Right-wing radio key to Ted Cruz’s lead in GOP birthplace Wisconsin
Cruz is currently an average of 6.8 points ahead of his rival, "new" Republican Donald Trump, according to Real Clear Politics, which combined five of the top polls.
Accused of being a closet supporter of the Democrats by conservative radio host Charlie Sykes, Trump got a grilling on a number of Dairyland talk shows, often ending as a disaster.
Trump calls Charlie Sykes "a whack job . . . he's the worst."— Ben Jacobs (@Bencjacobs) April 2, 2016
The influential Sykes made it abundantly clear he was no fan of Trump during their intense interview, which helped move Cruz into first place by ten points ahead of Trump.
Conservative radio is usually a place where GOP candidates can feel comfortable, knowing they won’t get hard questions. But since Wisconsinites invented the party in the tiny town of Ripon in 1854, they have a litmus test which most RINOs (Republicans in Name Only) like Trump find hard to pass.
And then there’s the God connection.
Fake Cruz christian 50 Wisconsin Faith Leaders Back Ted Cruz for President https://t.co/Gr9vac6rxj— Sharon Jones (@sugarcoated09) April 3, 2016
Embracing the conservative revolution started by Reagan in the 1980s, Cruz is hoping to win the nomination on his true Republican credentials, as opposed to Trump’s RINO problem.

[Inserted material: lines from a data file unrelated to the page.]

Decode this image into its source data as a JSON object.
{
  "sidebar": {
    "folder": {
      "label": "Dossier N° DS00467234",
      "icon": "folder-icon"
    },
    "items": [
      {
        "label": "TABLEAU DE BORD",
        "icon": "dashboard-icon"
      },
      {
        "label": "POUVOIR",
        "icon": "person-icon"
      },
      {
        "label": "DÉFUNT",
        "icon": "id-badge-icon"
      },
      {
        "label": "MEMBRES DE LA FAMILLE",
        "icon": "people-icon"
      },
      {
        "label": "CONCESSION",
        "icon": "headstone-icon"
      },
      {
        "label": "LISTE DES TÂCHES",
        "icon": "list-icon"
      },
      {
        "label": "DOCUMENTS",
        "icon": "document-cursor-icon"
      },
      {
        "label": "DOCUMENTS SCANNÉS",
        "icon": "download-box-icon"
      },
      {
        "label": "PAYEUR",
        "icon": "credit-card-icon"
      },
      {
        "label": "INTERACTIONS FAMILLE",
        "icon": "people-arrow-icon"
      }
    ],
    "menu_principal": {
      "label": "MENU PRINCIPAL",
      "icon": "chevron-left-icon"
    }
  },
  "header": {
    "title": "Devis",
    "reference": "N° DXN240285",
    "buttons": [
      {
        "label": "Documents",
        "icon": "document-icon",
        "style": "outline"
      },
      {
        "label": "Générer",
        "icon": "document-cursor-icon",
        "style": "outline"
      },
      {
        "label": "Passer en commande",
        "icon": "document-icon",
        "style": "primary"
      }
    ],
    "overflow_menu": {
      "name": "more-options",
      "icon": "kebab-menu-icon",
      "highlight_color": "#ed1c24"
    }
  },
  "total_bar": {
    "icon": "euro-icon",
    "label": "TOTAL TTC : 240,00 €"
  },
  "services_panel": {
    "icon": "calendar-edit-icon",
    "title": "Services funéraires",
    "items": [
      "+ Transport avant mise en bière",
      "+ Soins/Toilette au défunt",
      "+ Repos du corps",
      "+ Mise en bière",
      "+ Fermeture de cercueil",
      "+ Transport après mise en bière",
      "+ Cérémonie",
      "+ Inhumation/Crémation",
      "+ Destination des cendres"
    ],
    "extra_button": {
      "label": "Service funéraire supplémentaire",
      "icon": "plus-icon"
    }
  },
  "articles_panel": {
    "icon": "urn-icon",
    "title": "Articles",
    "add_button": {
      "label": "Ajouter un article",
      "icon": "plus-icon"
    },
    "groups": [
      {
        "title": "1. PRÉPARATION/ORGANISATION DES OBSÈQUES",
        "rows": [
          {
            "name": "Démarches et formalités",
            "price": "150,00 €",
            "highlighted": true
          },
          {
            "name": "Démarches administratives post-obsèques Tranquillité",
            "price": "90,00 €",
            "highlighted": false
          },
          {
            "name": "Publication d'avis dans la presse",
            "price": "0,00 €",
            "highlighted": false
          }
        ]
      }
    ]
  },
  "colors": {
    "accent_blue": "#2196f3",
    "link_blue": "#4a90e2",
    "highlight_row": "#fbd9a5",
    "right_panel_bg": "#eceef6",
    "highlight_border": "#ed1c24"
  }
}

When the Federal Communications Commission (FCC), led by Reagan appointees, ended the Fairness Doctrine in the late 80s, it opened a floodgate of partisan, some say vitriolic, political commentary 24 hours a day, seven days a week - from national stars like Rush Limbaugh and Sean Hannity, who calls Cruz a “Reagan conservative”, to local hosts like Sykes and Vicki McKenna, a former morning-zoo-DJ-turned-right-wing-talker who also trounced on Trump during her program this week.
Mobile internet can be iffy in the state’s northwoods, so a good old fashioned AM, or sometimes FM, signal still functions as a mass communicator in Wisconsin.
While Cruz is now benefiting from the abolishment of the Fairness Doctrine, he was feeling a little envious last year when President Barack Obama started using it to his advantage.
“The Obama FCC has invoked the Fairness Doctrine a number of times with sort of wistful glances to the past. Nostalgia,” he told The Blaze. “If I had suggested years ago that the Obama administration would send government observers into the newsrooms of major media organizations, that claim would have been ridiculed. And yet that is exactly what the FCC did.”
True. Since we lost the Fairness Doctrine (the Republicans revoked it) we don't have fairness in television news now https://t.co/fGgH01iysI— Debra Nicholson (@debra_nicholson) February 27, 2016
Wisconsin voters from both parties head to the polls this Tuesday.